O gerente da Divisão de Programação e Estatística de Itaipu, Rafael Favoreto, menciona outro elemento que agrava a tensão quando os eventos são sequenciais e provocados por fatores externos: a incerteza. “Uma linha cai e volta em seguida; a outra cai e não volta, e é preciso isolá-la. Mas na hora você não sabe o que provocou os desligamentos, se foi vento, raio, queda de torre ou outro motivo”, anota o engenheiro, que no dia do temporal também respondia pelo Departamento de Operação do Sistema.

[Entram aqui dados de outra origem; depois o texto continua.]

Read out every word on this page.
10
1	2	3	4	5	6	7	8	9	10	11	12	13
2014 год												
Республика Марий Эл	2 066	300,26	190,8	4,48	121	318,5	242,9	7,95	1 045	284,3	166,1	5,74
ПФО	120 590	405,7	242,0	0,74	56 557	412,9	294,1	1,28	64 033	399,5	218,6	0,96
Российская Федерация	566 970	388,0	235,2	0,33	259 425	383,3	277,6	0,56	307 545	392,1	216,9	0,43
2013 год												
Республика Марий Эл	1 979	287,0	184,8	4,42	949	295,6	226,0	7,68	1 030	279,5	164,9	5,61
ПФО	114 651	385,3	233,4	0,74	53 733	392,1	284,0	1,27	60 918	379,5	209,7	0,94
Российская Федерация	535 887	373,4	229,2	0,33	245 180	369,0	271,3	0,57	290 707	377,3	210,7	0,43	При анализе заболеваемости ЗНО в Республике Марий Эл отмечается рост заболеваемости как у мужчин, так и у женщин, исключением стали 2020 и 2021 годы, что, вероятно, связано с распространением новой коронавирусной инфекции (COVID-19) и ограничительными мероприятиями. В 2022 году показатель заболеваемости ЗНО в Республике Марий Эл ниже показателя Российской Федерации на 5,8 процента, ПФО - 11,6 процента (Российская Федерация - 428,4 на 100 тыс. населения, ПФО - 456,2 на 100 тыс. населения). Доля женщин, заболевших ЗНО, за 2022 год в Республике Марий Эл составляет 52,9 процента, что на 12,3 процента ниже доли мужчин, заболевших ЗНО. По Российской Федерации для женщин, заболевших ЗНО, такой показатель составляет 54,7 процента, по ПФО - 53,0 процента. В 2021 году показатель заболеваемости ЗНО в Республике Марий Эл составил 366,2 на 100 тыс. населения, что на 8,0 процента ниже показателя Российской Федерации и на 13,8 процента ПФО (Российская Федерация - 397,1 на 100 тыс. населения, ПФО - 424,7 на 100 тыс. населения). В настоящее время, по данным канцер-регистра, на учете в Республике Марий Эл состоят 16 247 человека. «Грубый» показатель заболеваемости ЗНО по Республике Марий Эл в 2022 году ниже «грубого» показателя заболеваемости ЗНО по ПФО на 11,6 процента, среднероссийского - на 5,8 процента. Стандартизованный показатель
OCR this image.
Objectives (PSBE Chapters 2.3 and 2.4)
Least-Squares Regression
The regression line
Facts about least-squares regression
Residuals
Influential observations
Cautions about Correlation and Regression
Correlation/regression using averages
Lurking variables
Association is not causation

“São várias ações que o profissional está tomando na hora, mas o cérebro dele está ali também projetando o futuro: o que mais vai acontecer? Vai desligar tudo aqui? O que vem depois?”, complementa Paulo Zanelli, que compara a ação dos operadores a de um piloto de caça.
“Não é um piloto de um avião comercial. Porque é um profissional muito específico. Se eu for no mercado para buscar um operador para colocar na sala de controle, para tomar decisões, eu não vou achar. Posso achar o melhor operador, o melhor despachante, mas ele vai ter que chegar aqui e passar por um processo de preparação muito intenso. É um profissional que não está na prateleira”, conclui.
Sistemas de proteção
As maiores complicações da tempestade do dia 23 foram causadas pela queda de duas torres de transmissão de 750 kV, uma a 11 quilômetros da subestação de Furnas, em Santa Terezinha de Itaipu, e outra a 74 quilômetros, próximo de Medianeira. Cada torre levava linhas distintas do sistema de corrente alternada. O incidente acarretou o acionamento automático de proteções e o desligamento, em momentos diferentes, de cinco das dez unidades geradoras de Itaipu do setor de 60 Hz (frequência utilizada no Brasil) – entre as 20 unidades geradoras disponíveis da usina.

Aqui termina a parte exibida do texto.